The second bucket, and this is where I think the real value is, is decision insight. That’s about using these tools to provide better analysis that helps your peers in the C-suite make smarter, faster decisions. And while that’s much harder to quantify, I think it’s equally important.
Sometimes I ask CFOs to imagine a scenario. Let’s pretend your data is perfect, it comes in on time and everything is consistently defined. Of course, that never happens, but let’s just pretend. What is the kind of analysis you’d want to do on demand that could give you a competitive advantage?
And it’s interesting, because many CFOs haven’t even had the [capacity] to think that way. They’re so tied to traditional metrics like revenue and profitability that they haven’t had the chance to ask, “If I had access to better data and AI tools that let me explore it faster, what decisions could I make differently?” That kind of thinking is where AI can really change the game for finance.
I think it depends on what you mean by “a single source of truth”. We all know CFOs need to ensure the financial statements are accurate.
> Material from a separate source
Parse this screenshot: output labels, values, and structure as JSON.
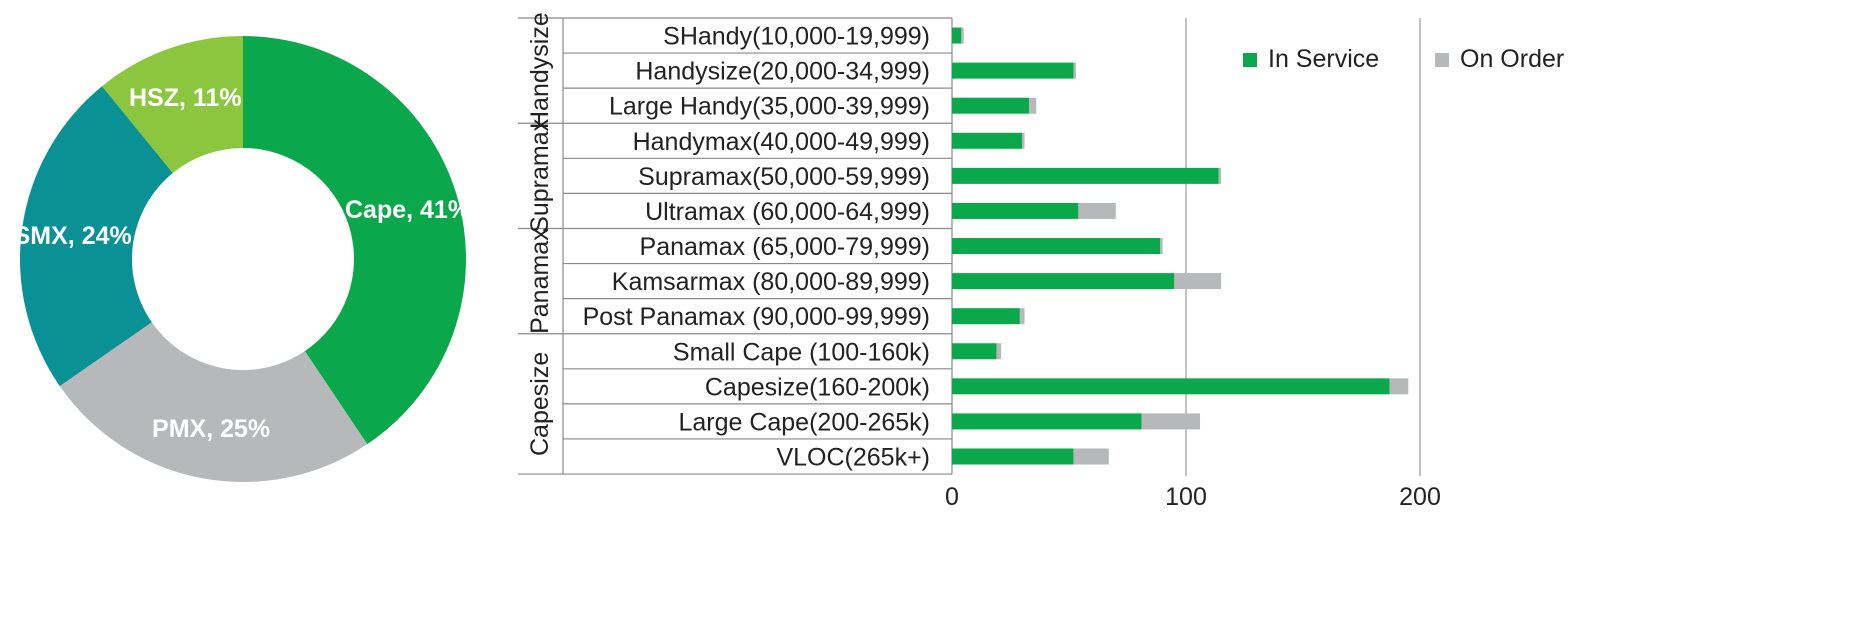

And with technology of all types, there has to be a level of trust that the data is producing results that fairly represent the performance of the organization.
Do I know any company whose data is 100% perfect all the time? No. Especially not large, acquisitive organizations. But what I always tell clients is, you have to prioritize. Not every data point needs to be perfect, but the ones that drive the most value do need to be consistently defined and captured across the enterprise. You could spend the next 10 or 20 years cleaning data, and it still wouldn’t be perfect.
The better approach is to identify the data that will drive meaningful analysis and ensure that it’s reliable. That way, when you present insights to the executive team, you have confidence in the underlying information and the decisions it supports. It’s about being intentional. Know what value you’re trying to unlock, and focus on the data that supports that value.